Because both tools just add a drawing operator on top of the existing content stream — the original text and images stay in the file untouched. A reader can copy-paste, run pdftotext, or extract images and recover the data. Real redaction must remove or replace the underlying objects in the content stream, which Preview and most general image editors don't do. Use Adobe Acrobat Pro's "Apply Redactions" feature or a dedicated redaction tool.

Can OCR scanned PDFs leak redacted information?

Yes, in two ways. If the redaction was applied to the visible image but the OCR'd text layer was left untouched, search engines and screen readers still see the original text. If the redaction added a new image overlay without removing the underlying scanned image, image extraction tools recover the unredacted page. Always run a sanitize pass that strips both layers and verify with pdftotext after redacting.

Is rasterizing a PDF a safe redaction strategy?

It's the most reliable strategy for high-stakes work. Converting text-bearing pages to flat raster images destroys the content stream entirely — there's no underlying text to leak. The cost is searchability and accessibility (screen readers can't read the page, search engines can't index it). For legal filings or intelligence material, the tradeoff is worth it; for general business documents, proper redaction with text removal is preferred.

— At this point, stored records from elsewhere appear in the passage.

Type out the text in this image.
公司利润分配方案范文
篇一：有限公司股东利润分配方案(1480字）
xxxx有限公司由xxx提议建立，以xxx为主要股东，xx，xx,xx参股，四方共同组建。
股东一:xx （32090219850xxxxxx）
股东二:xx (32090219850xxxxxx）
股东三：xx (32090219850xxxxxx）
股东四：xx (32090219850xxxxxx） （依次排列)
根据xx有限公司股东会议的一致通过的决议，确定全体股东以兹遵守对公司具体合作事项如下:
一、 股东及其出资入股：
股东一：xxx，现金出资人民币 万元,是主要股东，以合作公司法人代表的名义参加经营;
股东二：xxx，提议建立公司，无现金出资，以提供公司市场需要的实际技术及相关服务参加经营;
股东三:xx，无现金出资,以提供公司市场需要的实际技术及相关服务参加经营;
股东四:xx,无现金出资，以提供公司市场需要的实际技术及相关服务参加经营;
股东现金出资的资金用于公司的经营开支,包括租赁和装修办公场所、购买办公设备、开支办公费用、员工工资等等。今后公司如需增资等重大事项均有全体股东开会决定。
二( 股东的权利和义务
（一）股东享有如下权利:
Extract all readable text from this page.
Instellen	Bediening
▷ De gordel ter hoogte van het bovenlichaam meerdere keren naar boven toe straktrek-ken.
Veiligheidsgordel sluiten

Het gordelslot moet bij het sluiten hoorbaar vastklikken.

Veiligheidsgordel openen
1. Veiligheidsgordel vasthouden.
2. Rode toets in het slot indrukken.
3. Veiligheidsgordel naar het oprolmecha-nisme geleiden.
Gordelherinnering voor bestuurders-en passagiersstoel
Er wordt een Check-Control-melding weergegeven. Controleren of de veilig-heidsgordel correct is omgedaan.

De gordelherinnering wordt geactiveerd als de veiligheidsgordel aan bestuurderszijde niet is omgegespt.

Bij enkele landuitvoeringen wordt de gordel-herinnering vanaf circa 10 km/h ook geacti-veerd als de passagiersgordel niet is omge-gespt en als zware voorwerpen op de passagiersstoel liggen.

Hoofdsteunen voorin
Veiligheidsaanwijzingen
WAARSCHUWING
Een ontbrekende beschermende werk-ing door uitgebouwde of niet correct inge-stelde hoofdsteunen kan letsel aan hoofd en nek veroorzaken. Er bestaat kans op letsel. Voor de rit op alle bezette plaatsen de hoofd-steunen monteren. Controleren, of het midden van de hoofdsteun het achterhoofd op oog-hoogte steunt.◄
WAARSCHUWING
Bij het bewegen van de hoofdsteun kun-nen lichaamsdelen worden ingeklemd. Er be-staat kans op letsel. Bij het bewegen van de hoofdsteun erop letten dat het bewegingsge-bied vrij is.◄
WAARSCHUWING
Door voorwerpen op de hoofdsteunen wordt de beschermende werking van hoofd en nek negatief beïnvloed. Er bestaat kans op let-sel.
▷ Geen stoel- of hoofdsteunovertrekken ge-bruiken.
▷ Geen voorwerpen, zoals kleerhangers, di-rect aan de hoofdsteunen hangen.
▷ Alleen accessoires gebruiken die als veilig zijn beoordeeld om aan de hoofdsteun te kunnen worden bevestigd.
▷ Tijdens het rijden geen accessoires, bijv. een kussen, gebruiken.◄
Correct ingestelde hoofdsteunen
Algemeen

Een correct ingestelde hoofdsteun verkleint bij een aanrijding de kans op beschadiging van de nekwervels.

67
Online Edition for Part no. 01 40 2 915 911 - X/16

What metadata do I need to strip beyond the visible content?

At minimum: document properties (Title, Author, Subject, Keywords, Producer), XMP metadata (the embedded XML packet often contains internal paths and revision history), embedded comments and annotations, bookmarks and outlines, embedded files, JavaScript actions, and optional content groups (hidden layers). Tools like Acrobat's "Sanitize Document" walk all of these. exiftool and pdfinfo are the command-line equivalents for verification.

How do I verify redaction worked before publishing?

Run three checks in order: (1) pdftotext redacted.pdf - | grep -i "sensitive_term" — should return empty; (2) pdfimages -all redacted.pdf out and inspect every extracted image for hidden content; (3) pdfinfo redacted.pdf and exiftool redacted.pdf to verify metadata is clean. If any of these surface what you tried to hide, your redaction is broken. Always test on a copy, never on the file you're about to publish.

Are there free, browser-based redaction tools I can trust?

Most "free PDF redaction" tools online only do the rectangle-overlay version of redaction — not real content stream removal. Adobe Acrobat Pro is the established gold standard but costs money. Open-source options like qpdf for content stream manipulation, combined with mutool clean for sanitization, can do real redaction with command-line discipline. For high-stakes work, never trust a tool that claims redaction without explicit "apply" and "sanitize" steps.

What's the difference between encryption and redaction?

Encryption hides content behind a password but leaves it intact in the file. Redaction removes content entirely. A password-protected PDF that still contains the original sensitive text is one cracked password (or one shared password) away from full disclosure. Treat encryption as access control, not data minimization. If something needs to never be recoverable, redact it before encrypting.

Why do major law firms keep getting redaction wrong?

Mostly UX and process issues, not technical incompetence. Most PDF tools' redaction workflow has too many steps, and "Mark for Redaction" looks done before "Apply Redactions" runs. Lawyers under deadline pressure ship marked-but-not-applied files. The fix is process discipline: a checklist that requires text extraction verification before any document leaves the firm, plus institutional defaults that flatten high-sensitivity exhibits to raster.